Come pure il terrorismo e la diffusione delle droghe ha fatto crescere il senso di un maggior rispetto per la vita.

proposte di meditazione sul senso della morte nell'ambito di una sapienza cristiana

relatività delle prospettive sulla morte

La morte come dato è la cessazione della vita biologica e niente di più. La morte però è investita dei significati più densi. La morte acquista senso solo se la inseriamo in una visione del mondo, e ogni visione del mondo, e quindi ogni lettura della morte, ha una propria validità e un proprio limite.
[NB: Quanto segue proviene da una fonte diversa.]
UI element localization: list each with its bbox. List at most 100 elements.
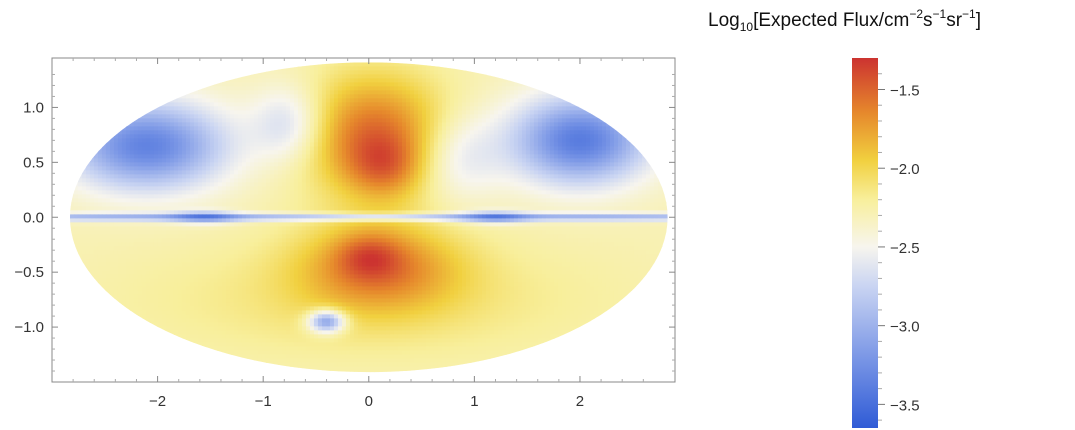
heatmap-cell [257,90,263,95]
heatmap-cell [217,150,223,155]
heatmap-cell [485,106,491,111]
heatmap-cell [377,62,383,67]
heatmap-cell [501,150,507,155]
heatmap-cell [525,114,531,119]
heatmap-cell [117,190,123,195]
heatmap-cell [645,70,651,75]
heatmap-cell [349,90,355,95]
heatmap-cell [537,146,543,151]
heatmap-cell [69,66,75,71]
heatmap-cell [321,142,327,147]
heatmap-cell [657,138,663,143]
heatmap-cell [525,86,531,91]
heatmap-cell [165,174,171,179]
heatmap-cell [361,66,367,71]
heatmap-cell [505,122,511,127]
heatmap-cell [317,158,323,163]
heatmap-cell [165,118,171,123]
heatmap-cell [557,62,563,67]
heatmap-cell [461,98,467,103]
heatmap-cell [641,150,647,155]
heatmap-cell [193,62,199,67]
heatmap-cell [165,130,171,135]
heatmap-cell [309,110,315,115]
heatmap-cell [309,150,315,155]
heatmap-cell [373,110,379,115]
heatmap-cell [425,82,431,87]
heatmap-cell [365,174,371,179]
heatmap-cell [69,106,75,111]
heatmap-cell [213,150,219,155]
heatmap-cell [237,74,243,79]
heatmap-cell [125,74,131,79]
heatmap-cell [449,118,455,123]
heatmap-cell [457,122,463,127]
heatmap-cell [441,190,447,195]
heatmap-cell [561,174,567,179]
heatmap-cell [665,138,668,143]
heatmap-cell [197,66,203,71]
heatmap-cell [541,158,547,163]
heatmap-cell [329,170,335,175]
heatmap-cell [501,98,507,103]
heatmap-cell [245,194,251,199]
heatmap-cell [305,174,311,179]
heatmap-cell [97,66,103,71]
heatmap-cell [569,66,575,71]
heatmap-cell [545,98,551,103]
heatmap-cell [241,86,247,91]
heatmap-cell [149,74,155,79]
heatmap-cell [521,126,527,131]
heatmap-cell [393,166,399,171]
heatmap-cell [425,158,431,163]
heatmap-cell [429,158,435,163]
heatmap-cell [481,66,487,71]
heatmap-cell [345,138,351,143]
heatmap-cell [613,142,619,147]
heatmap-cell [633,142,639,147]
heatmap-cell [629,142,635,147]
heatmap-cell [137,74,143,79]
heatmap-cell [433,102,439,107]
heatmap-cell [517,94,523,99]
heatmap-cell [513,154,519,159]
heatmap-cell [429,98,435,103]
heatmap-cell [381,78,387,83]
heatmap-cell [157,178,163,183]
heatmap-cell [477,138,483,143]
heatmap-cell [453,82,459,87]
heatmap-cell [221,114,227,119]
heatmap-cell [329,186,335,191]
heatmap-cell [369,134,375,139]
heatmap-cell [73,62,79,67]
heatmap-cell [633,70,639,75]
heatmap-cell [613,134,619,139]
heatmap-cell [173,186,179,191]
heatmap-cell [605,158,611,163]
heatmap-cell [593,178,599,183]
heatmap-cell [633,170,639,175]
heatmap-cell [181,66,187,71]
heatmap-cell [349,134,355,139]
heatmap-cell [341,70,347,75]
heatmap-cell [93,74,99,79]
heatmap-cell [361,174,367,179]
heatmap-cell [557,106,563,111]
heatmap-cell [153,114,159,119]
heatmap-cell [405,178,411,183]
heatmap-cell [341,118,347,123]
heatmap-cell [413,62,419,67]
heatmap-cell [401,186,407,191]
heatmap-cell [257,138,263,143]
heatmap-cell [497,190,503,195]
heatmap-cell [249,94,255,99]
heatmap-cell [493,78,499,83]
heatmap-cell [109,130,115,135]
heatmap-cell [301,174,307,179]
heatmap-cell [425,162,431,167]
heatmap-cell [101,138,107,143]
heatmap-cell [613,122,619,127]
heatmap-cell [413,94,419,99]
heatmap-cell [649,118,655,123]
heatmap-cell [589,134,595,139]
la prospettiva biblica e cristiana sulla morte

Il senso della morte è correlato a quello della vita, che nel linguaggio biblico non è mai solo esistenza biologica. La morte così non è solo cessazione della vita biologica, quanto il mancare di uno di quei beni che qualificano l'esistenza biologica e la rendono vita. Il concetto di morte è legato al concetto di privazione di beni essenziali (malattia, calunnia, esclusione dalla comunità, abbandono, prigionia, esilio: sono situazioni di morte). Il cessare della vita è solo uno degli aspetti di questa morte, se avviene prima del tempo giusto, come il morire giovani. Nella bibbia c'è un giudizio negativo sulla morte in quanto frutto del peccato. "Se peccherai, morirai".
Nella bibbia non c'è l'angoscia della morte perché in contrasto con il nostro desiderio di vivere in eterno. Il desiderio di immortalità potrebbe essere un fatto culturale, o una proiezione del subconscio.
La risurrezione nel Nuovo Testamento non si fonda sul nostro desiderio di immortalità, ma sulla promessa di Dio, sulla speranza che l'ingiustizia non possa essere l'ultima parola della realtà.
La morte a cui dobbiamo ribellarci è quella che è frutto della nostra cattiva soggettività, sono le carenze dei poveri. Invece che la vita abbia un termine non deve essere legato al peccato, alla maledizione.
Bisogna ricuperare nella visione biblico-cristiana la positività della morte della visione organica, come un passare la fiaccola,espressione di un ordine generale. Questo ordine interno alle cose nella visione biblica è mantenuto, all'interno dell'idea di creazione. È la morte serena in quanto è un giungere a maturazione della vita.
Ritrovare il senso positivo della morte significa ritrovare la bellezza della vita. Dobbiamo ricuperare la positività della finitezza, l'idea che nel disegno di Dio una gioia che finisce non è una gioia vana, vuota. È vana quella gioia che cerco di arraffare, non quella che accolgo per colmare la mia vita.
Nella disattenzione verso la ricchezza di senso delle cose della vita c'è una specie di arroganza. Il richiamo a pensare la morte come misura colma della vita è richiamo ad accettare positivamente il senso della nostra finitezza.

la morte violenta

Non è escluso che si debba bere il calice della morte amara come Gesù, ma dobbiamo pensare che a noi sia risparmiato (se possibile). Si deve sdrammatizzare l'agone degli ultimi momenti: tutta la nostra vita è questo agone. Il vero luogo del giudizio sarà non davanti alla morte, ma davanti ai fratelli.

sorella morte

Tra l'assoluta dipendenza dalla morte propria del passato e l'attuale controllo sulla morte (che mi do quando voglio io) c'è la francescana sorella morte, né padrona, né schiava. Ed io rispetto alla morte non sono né padrone né schiavo.
Tutto ciò che dà all'uomo una relativa emancipazione dalla durezza e dalla fatalità del morire è cosa buona. Privo di senso è tentare di tirare avanti a tutti i costi.

aiutare a morire gli uomini da uomini

Bisogna premurarsi di procurare tutto ciò che può dare il senso della serenità della vita, aiutando a morire gli uomini da uomini.
In conclusione, cerchiamo per noi e per gli altri una morte dal volto umano, perché questa è la morte che trova il volto di Dio.